In un articolo di qualche mese fa riferivo della nascita di una rete mondiale dell’ebraismo progressista, sotto la spinta dell’erosione della democrazia in Israele, della negazione dei diritti dei palestinesi ad un’esistenza indipendente, dei propositi di annessione di parti della Cisgiordania, nonché della marea montante di intolleranza e pulsioni antisemite in più paesi del mondo.
Questo lavoro di tessitura ha prodotto un risultato importante: si è formato J-Link che raggruppa uno spettro ampio di organizzazioni ebraiche progressiste. Negli Stati Uniti, in Europa , in Canada, in Sud Africa , in America del Sud , in Australia e in Israele.
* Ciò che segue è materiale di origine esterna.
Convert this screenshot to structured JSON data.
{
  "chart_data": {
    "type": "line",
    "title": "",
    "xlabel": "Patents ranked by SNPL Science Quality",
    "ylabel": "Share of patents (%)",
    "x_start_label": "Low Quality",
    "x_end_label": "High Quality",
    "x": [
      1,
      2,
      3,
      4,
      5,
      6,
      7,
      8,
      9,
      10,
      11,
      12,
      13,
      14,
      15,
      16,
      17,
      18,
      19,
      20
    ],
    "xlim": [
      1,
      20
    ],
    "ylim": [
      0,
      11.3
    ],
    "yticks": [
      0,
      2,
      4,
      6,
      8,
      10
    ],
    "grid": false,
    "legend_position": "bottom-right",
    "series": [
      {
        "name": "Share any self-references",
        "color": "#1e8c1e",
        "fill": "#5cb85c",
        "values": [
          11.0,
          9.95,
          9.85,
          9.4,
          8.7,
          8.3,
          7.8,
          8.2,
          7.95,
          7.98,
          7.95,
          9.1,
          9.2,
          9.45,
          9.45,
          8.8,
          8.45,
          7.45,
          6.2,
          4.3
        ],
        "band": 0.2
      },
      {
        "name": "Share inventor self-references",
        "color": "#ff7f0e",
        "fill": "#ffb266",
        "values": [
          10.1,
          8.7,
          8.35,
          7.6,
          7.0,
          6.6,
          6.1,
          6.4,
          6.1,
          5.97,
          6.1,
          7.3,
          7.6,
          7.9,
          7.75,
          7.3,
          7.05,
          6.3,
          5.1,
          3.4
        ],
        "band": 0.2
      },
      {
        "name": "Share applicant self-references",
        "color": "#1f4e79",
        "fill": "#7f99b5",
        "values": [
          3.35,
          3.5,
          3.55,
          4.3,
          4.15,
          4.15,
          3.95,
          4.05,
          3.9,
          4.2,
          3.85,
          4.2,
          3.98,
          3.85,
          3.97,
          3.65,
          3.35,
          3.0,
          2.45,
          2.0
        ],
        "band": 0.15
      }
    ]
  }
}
Il primo atto pubblico è stato l’invio di una lettera aperta contro il proposito di annettere una parte rilevante, circa un terzo, della Cisgiordania, senza una trattativa con i palestinesi, in contrasto con le risoluzioni dell’Onu e il diritto internazionale. Con una maggioranza semplice del Parlamento, una decisione siffatta porrà fine alla possibilità di una soluzione “a due stati “ del conflitto .
Le implicazioni saranno dirompenti. Soprattutto la Giordania fortemente popolata di palestinesi, in particolare rifugiati, potrebbe essere percorsa da un’onda di instabilità e costretta a rivedere il trattato di pace che la lega ad Israele dal 1994. L’appello rivolto al mondo ebraico è stato già sottoscritto da 50 organizzazioni ebraiche progressiste, alcune minuscole, altre importanti internazionalmente quali J street, Jcall o il New Israel Fund. Sarà trasmesso alle comunità e istituzioni ebraiche dei paesi rappresentati e alle Ambasciate di Israele in circa 30 nazioni con una richiesta di incontro con l’ambasciatore in loco perché ne riferisca in merito a Gerusalemme.
La comunità internazionale, i paesi della Ue in primis, difenderanno la soluzione “a due stati”; quanto agli atti concreti, al di là della diplomazia “dichiarativa”, la Ue dispone di mezzi di pressione non irrilevanti.
L’impegno ad applicare la direttiva convalidata dalla sentenza della Corte di giustizia europea circa l’esigenza di etichettare in modo corretto le produzioni degli insediamenti (non “made in Israel”) in conformità con il principio di una distinzione netta fra gli insediamenti, illegali, e lo stato di Israele.
La conferma delle regole introdotte nel 2013 che escludono l’erogazione di prestiti o doni finanziari a entità operanti negli insediamenti. Nell’ambito della ricerca scientifica, sotto l’egida di Horizon Europe, la decisione di escludere dalla fruizione di contributi agenzie o istituzioni pubbliche insediate nei territori. La Ue potrebbe reagire inoltre con maggiore vigore alle confische, demolizioni di case, ordini di espulsione di palestinesi da Gerusalemme est o altre aree della Cisgiordania.
Ma è il futuro di Israele che ci sgomenta di più. Dei costi distruttivi dell’occupazione sulla società, siamo consapevoli da tempo. Con l’annessione, l’attuale sistema legale, doppio e separato, che opera nei territori distinguendo i coloni israeliani soggetti alla legge israeliana e gli abitanti palestinesi soggetti ad un regime militare, troverà una sanzione sul piano normativo: Israele sarà uno stato che discrimina ufficialmente i palestinesi, sulla base di un principio di appartenenza etnica, privandoli di diritti civili e politici, violando gli stessi dettami di eguaglianza sanciti dalla Dichiarazione di indipendenza del 1948 che sono a fondamento della genesi e della storia dello stato.